Con il presente contributo si vuole esaminare una recente pronuncia della Cassazione civile e precisamente l’ordinanza nr. 7288/2023. La tematica affrontata e sottoposta all’ attenzione della Corte concerne la sussistenza o meno della responsabilità in capo all’ intermediario finanziario per la violazione degli obblighi informativi avverso il cliente; e una possibile configurabilità in capo allo stesso del delitto previsto e punito dall’ art. 640 c.p. ossia il delitto di truffa.

Nella società odierna è sempre più nota e diffusa l’importanza degli investimenti.

L’investimento può essere definito come quell’operazione che viene compiuta da un soggetto solitamente un risparmiatore, il quale mette da parte una parte del suo reddito e decide di utilizzare tale somma investendola, nella speranza che con il passare del tempo questa somma investita  possa aumentare e apportargli benefici. Va precisato che l’investimento è un rischio in quanto il valore di ciò che si è investito può aumentare ma anche diminuire comportando poi una perdita.

L’investimento finanziario che si analizzerà concerne l’acquisto di obbligazioni.

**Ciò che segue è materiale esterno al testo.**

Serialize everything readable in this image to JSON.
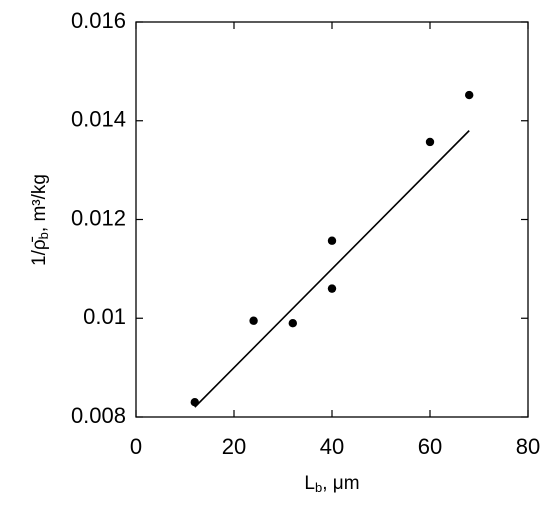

Il caso sollevato all’ attenzione della Corte viene avallato dalla madre- in qualità di erede- di una signora anziana settantanovenne e senza alcun titolo di studio la quale aveva effettuato un investimento finanziario, precisamente aveva acquistato delle obbligazioni senza però essere stata portata a conoscenza da parte dell’intermediario finanziario della natura, nonché dei rischi derivanti dall’investimento, rivelatosi poi del tutto sfavorevole. L’erede, in particolare chiedeva al Tribunale di primo grado di condannare al risarcimento del danno la banca e il suo intermediario per inadempimento dei doveri informativi, tuttavia la banca e il promotore costituitisi in giudizio ritenevano che non vi fosse stata alcuna violazione degli obblighi informativi atteso che l’anziana signora aveva già in precedenza effettuato degli investimenti e quindi fosse al corrente dei rischi derivanti da un investimento finanziario. Il tribunale di primo grado, disposta una CTU rigettò la richiesta di risarcimento avanzata dall’ attrice in quanto riteneva che la propensione al rischio fosse media (ossia pari a quella per la quale l’anziana aveva già fatto investimenti) e che dunque l’acquisto fosse adeguato. L’ attrice impugna la sentenza di primo grado in Appello, perché ritiene che la madre sia stata vittima di una truffa e ritiene sia legittima la richiesta di risarcimento del danno; tuttavia i giudici dichiarano l’inammissibilità dell’ appello in quanto l’ appellante non avrebbe impugnato la sentenza di primo grado nella parte in cui il Tribunale aveva escluso di accogliere la domanda risarcitoria per difetto di allegazione e prova sul nesso causale tra la violazione degli obblighi informativi ed il danno, nè la ricorrente aveva dimostrato che, se fosse stata edotta della pericolosità dell’acquisto, si sarebbe astenuta dal farlo. La decisione della Corte di Appello viene così impugnata in Cassazione per una serie di motivi:

– violazione e/o falsa applicazione del D.lgs. n. 58/1998 art 21. La ricorrente ritiene che  la banca e l’intermediario abbiano omesso di fornire all’investitrice adeguate informazioni sulla natura, sui rischi e sulle implicazioni dell’operazione, e ritiene che il giudice d’ Appello non abbia rilevato come anche in relazione ai precedenti investimenti il promotore si fosse reso inadempiente agli obblighi informativi e ciò risulterebbe da un documento sottoscritto dalla investitrice in cui si desumeva che la stessa era stata indotta a firme “di comodo” sollecitate dal promotore per poter procedere agli acquisti ritenuti convenienti per la banca, con ciò risultando vittima di una vera e propria truffa;

– violazione e falsa applicazione del D.lgs.n.58/1998 art.21 comma 1, artt. 28 e 29 regolamento Consob n. 11522 del 1998 vigente alla data del marzo 2002, nonché degli art.1175, 1337 e 1375 c.c.- la ricorrente assume che i giudici di merito abbiano omesso di rilevare che l’investimento proposto era molto rischioso e che le informazioni erano rese in conflitto di interessi;

– la ricorrente assume che il giudice abbia omesso di considerare che la banca aveva l’onere di provare di aver assolto diligentemente ai propri obblighi informativi;

– con il quarto motivo la ricorrente assume che risulterebbe violato l’obbligo di informazione continuativa posto dall’ art.21 TUF.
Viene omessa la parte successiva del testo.